Jusqu’au XVe siècle, les milieux savants s’appuyaient sur des systèmes de classification inspirés d’Aristote. A la Renaissance, ce système bouleversé par trois faits majeurs : élargissement du monde connu (nouveaux continent, peuples, faune, flore) découverte de textes oubliés : manuscrits réécrits (sous une première couche d’écriture), arrivée de textes provenant de Constantinople après son invasion en 1453 (textes néoplatoniciens et hermétiques) découverte de nouvelles applications (pratiques) en mathématiques

I. Les classements traditionnels

A. L’opposition entre ars et scientia

La scientia était la science théorique, l’ars un savoir pratique, avec une supériorité accordée à la scientia et un mépris de tout ce qui est mécanique. Echelle de valeurs tout droites venue d’Aristote, et qu’on trouve chez Platon.

Pour beaucoup, ce sont deux mondes séparés, pour d’autres en revanche l’ars a besoin de la scientia, mais non l’inverse. D’autres enfin combattent la primauté de la scientia sur l’ars.

B. Opposition entre le savoir spécialisé et le savoir universel

Jusqu’au XVIe siècle [et surtout l’arrivée de Descartes] on privilégie le savoir universel sur le savoir spécialisé : ainsi avec Ange Politien (1454-1492) et Pic de la Mirandole (1463-1494).
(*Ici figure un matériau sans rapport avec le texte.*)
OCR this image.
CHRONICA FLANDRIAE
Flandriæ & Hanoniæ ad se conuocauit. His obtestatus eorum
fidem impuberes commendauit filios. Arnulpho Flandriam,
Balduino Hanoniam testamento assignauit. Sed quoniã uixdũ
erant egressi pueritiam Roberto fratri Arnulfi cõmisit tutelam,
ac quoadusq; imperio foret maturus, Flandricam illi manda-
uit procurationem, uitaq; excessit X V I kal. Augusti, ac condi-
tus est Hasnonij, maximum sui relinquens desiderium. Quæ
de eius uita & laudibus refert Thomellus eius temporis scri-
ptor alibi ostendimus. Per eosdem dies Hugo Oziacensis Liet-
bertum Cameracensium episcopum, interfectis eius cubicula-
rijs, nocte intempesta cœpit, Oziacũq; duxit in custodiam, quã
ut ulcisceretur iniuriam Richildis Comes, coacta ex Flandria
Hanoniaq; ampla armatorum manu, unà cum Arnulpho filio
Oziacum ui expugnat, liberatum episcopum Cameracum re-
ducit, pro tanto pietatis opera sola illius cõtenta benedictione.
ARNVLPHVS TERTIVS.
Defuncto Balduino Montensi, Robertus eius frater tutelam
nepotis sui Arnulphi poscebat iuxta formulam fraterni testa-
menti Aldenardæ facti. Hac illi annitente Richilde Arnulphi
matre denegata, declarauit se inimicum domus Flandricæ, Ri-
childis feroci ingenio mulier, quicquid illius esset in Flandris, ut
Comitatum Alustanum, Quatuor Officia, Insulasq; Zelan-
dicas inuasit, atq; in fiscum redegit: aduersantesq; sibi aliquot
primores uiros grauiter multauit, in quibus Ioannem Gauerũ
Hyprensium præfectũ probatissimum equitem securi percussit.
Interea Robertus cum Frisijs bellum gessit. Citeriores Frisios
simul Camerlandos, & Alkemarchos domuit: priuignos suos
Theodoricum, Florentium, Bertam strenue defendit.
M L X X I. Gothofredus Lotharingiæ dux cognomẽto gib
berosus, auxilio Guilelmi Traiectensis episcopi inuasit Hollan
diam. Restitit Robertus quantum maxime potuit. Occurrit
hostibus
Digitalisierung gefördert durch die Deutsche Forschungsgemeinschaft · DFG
Dans le Gargantua de Rabelais, on rencontre l’écho de cette volonté de savoir universel.

C. Opposition entre savoir public et savoir privé

Il y a des savoirs secrets qu’il est dangereux de diffuser : secrets d’Etat, secrets de la nature –secrets alchimiques)

Certains savoirs doivent être réservés à une élite, des initiés : il y a ainsi les gnostiques (textes sacrés) et le savoir hermétique (« hermétisme » : savoirs secrets révélés pas Hermès, qui ne doivent pas être divulgués au commun des mortels).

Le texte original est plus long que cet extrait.